Chapter 6 Partially Ordered Sets

Discussion 6.1.

Alice was surfing the web and found a site listing top movies, grouped by categories (comedy, drama, family, etc) as well as by the decade in which they were released. Alice was intrigued by the critic’s choices and rankings, especially for the top seven dramas from the 1990’s. Alice agreed with the critic’s choices as a group but not the specific rankings. She wrote the critic’s rankings on the board and just to the right, she gave her own rankings, all the time insisting that she was certainly correct in her opinions.
Movie Critic’s Ranking Alice’s Ranking
1 Saving Private Ryan Life is Beautiful
2 Life is Beautiful Saving Private Ryan
3 Forrest Gump Good Will Hunting
4 Braveheart Titanic
5 Good Will Hunting Braveheart
6 Titanic Forrest Gump
7 Jurassic Park Jurassic Park
Dave studied the two rankings and listened carefully to Alice’s rationale (which he felt was a bit over the top), but eventually, he held up the following diagram and offered it as a statement of those comparisons on which both Alice and the movie critic were in agreement.

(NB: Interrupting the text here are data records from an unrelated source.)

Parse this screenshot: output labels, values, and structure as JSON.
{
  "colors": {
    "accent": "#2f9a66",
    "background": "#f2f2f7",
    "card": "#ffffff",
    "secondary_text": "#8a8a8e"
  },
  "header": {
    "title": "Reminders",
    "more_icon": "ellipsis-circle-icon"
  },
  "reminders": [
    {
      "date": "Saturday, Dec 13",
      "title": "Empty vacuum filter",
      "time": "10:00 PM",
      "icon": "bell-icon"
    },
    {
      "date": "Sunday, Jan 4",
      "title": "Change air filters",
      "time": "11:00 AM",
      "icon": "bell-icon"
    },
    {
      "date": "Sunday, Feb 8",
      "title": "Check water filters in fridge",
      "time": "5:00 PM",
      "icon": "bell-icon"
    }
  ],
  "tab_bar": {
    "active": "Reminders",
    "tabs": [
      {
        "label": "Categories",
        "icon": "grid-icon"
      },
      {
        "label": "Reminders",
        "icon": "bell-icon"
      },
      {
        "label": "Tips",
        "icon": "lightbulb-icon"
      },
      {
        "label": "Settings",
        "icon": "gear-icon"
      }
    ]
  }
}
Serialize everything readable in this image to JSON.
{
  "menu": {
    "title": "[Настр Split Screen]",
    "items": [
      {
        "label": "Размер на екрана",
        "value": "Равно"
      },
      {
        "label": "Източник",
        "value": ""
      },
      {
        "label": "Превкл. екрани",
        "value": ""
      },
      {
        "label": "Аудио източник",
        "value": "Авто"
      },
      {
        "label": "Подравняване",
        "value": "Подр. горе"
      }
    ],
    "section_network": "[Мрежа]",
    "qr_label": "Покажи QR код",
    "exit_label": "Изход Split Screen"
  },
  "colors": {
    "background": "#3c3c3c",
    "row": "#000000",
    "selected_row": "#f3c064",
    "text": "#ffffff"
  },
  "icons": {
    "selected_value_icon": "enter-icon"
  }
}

Figure 6.2. Top Movies from the 90’s
Do you see how Dave made up this diagram? Add your own rankings of these seven films and then draw the diagram that Dave would produce as a statement about the comparisons on which you, Alice and the movie critic were in agreement.
More generally, when humans are asked to express preferences among a set of options, they often report that establishing a totally ranked list is difficult if not impossible. Instead, they prefer to report a partial order—where comparisons are made between certain pairs of options but not between others. In this chapter, we make these observations more concrete by introducing the concept of a partially ordered set. Elementary examples include (1) a family of sets which is partially ordered by inclusion and (2) a set of positive integers which is partially ordered by division. From an applications standpoint, a complex construction job typically involves a large number of projects for which there is a notion of precedence between some but not all pairs. Also, computer file systems are modeled by trees which become partially ordered sets whenever links are added.